Abstract Background In the initial hours after out-of-hospital cardiac arrest (OHCA), it remains difficult to estimate whether the degree of post-ischemic brain damage will be compatible with long-term good neurological outcome. We aimed to construct prognostic models able to predict good neurological outcome of OHCA patients within 48 h after CCU admission using variables that are bedside available. Methods Based on prospectively gathered data, a retrospective data analysis was performed on 107 successfully resuscitated OHCA patients with a presumed cardiac cause of arrest. Targeted temperature management at 33 °C was initiated at CCU admission. Prediction models for good neurological outcome (CPC1–2) at 180 days post-CA were constructed at hour 1, 12, 24 and 48 after CCU admission. Following multiple imputation, variables were selected using the elastic-net method.
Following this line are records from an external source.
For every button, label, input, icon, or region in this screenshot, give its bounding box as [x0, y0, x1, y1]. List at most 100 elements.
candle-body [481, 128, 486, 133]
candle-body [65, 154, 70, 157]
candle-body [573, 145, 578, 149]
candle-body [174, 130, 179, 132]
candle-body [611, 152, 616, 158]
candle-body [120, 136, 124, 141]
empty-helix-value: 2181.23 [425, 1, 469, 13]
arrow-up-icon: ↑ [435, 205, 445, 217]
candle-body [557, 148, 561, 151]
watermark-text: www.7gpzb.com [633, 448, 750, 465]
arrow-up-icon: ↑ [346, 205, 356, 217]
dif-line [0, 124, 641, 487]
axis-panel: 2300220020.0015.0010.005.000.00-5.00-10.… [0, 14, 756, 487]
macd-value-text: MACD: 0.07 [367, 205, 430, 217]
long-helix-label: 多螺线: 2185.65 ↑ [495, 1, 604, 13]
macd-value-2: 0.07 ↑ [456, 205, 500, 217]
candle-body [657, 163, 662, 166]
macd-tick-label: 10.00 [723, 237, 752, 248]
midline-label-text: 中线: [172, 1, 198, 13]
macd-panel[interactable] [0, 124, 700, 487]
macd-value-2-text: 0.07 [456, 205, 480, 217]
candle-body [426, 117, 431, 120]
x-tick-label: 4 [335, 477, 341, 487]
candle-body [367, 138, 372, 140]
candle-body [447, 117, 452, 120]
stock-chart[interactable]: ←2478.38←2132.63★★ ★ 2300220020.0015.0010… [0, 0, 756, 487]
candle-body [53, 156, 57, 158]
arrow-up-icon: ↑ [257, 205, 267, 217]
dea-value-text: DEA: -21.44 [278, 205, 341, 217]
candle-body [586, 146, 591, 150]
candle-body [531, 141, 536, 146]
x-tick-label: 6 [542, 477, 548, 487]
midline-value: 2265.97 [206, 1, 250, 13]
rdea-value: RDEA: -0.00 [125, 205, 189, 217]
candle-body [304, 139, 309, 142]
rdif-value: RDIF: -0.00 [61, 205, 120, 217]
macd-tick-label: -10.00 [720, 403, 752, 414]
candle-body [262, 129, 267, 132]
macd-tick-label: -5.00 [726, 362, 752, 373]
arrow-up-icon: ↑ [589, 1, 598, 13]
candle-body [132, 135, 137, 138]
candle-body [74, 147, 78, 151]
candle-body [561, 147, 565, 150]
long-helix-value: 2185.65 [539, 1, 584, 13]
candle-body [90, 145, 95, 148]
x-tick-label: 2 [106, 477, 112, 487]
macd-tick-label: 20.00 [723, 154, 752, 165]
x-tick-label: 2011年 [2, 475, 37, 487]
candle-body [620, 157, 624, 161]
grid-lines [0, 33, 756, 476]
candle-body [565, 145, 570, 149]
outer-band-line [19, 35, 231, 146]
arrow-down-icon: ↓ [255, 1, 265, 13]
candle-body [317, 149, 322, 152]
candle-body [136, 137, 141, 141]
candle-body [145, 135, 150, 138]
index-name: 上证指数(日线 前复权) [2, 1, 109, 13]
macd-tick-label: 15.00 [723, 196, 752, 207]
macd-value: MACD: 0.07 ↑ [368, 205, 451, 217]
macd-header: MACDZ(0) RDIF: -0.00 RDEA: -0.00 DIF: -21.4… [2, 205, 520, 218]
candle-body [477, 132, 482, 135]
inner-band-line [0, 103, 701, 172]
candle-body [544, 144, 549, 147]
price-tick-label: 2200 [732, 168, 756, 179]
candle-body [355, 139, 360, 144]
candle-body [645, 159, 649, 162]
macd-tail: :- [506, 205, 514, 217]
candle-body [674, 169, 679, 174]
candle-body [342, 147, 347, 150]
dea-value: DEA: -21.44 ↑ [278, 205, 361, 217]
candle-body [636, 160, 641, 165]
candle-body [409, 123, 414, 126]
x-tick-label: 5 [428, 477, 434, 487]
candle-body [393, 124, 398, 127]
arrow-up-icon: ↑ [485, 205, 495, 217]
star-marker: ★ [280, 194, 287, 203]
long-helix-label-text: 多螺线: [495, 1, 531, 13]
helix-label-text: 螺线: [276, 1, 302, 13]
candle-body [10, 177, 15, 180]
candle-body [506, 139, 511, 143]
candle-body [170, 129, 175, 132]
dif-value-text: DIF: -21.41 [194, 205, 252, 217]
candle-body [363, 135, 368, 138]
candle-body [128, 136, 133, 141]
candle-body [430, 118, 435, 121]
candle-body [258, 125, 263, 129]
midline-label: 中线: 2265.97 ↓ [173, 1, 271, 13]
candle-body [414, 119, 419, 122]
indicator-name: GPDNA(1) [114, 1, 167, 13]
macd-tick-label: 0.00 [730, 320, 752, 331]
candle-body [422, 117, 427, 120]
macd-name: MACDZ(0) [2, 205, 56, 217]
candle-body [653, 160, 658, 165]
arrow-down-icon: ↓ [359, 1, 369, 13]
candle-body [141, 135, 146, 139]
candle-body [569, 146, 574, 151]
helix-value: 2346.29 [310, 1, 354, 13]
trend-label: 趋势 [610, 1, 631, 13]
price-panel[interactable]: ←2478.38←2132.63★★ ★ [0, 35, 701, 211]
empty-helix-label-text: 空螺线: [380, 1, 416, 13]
Each imputed dataset was divided into training and validation sets (80% and 20% of patients, respectively). Logistic regression was fitted on training sets and prediction performance was evaluated on validation sets using misclassification rates. Results The prediction model at hour 24 predicted good neurological outcome with the lowest misclassification rate (21.5%), using a cut-off probability of 0.55 (sensitivity = 75%; specificity = 82%). This model contained sex, age, diabetes status, initial rhythm, percutaneous coronary intervention, presence of a BIS 0 value, mean BIS value and lactate as predictive variables for good neurological outcome. Discussion This study shows that good neurological outcome after OHCA can be reasonably predicted as early as 24 h following ICU admission using parameters that are bedside available. These prediction models could identify patients who would benefit the most from intensive care.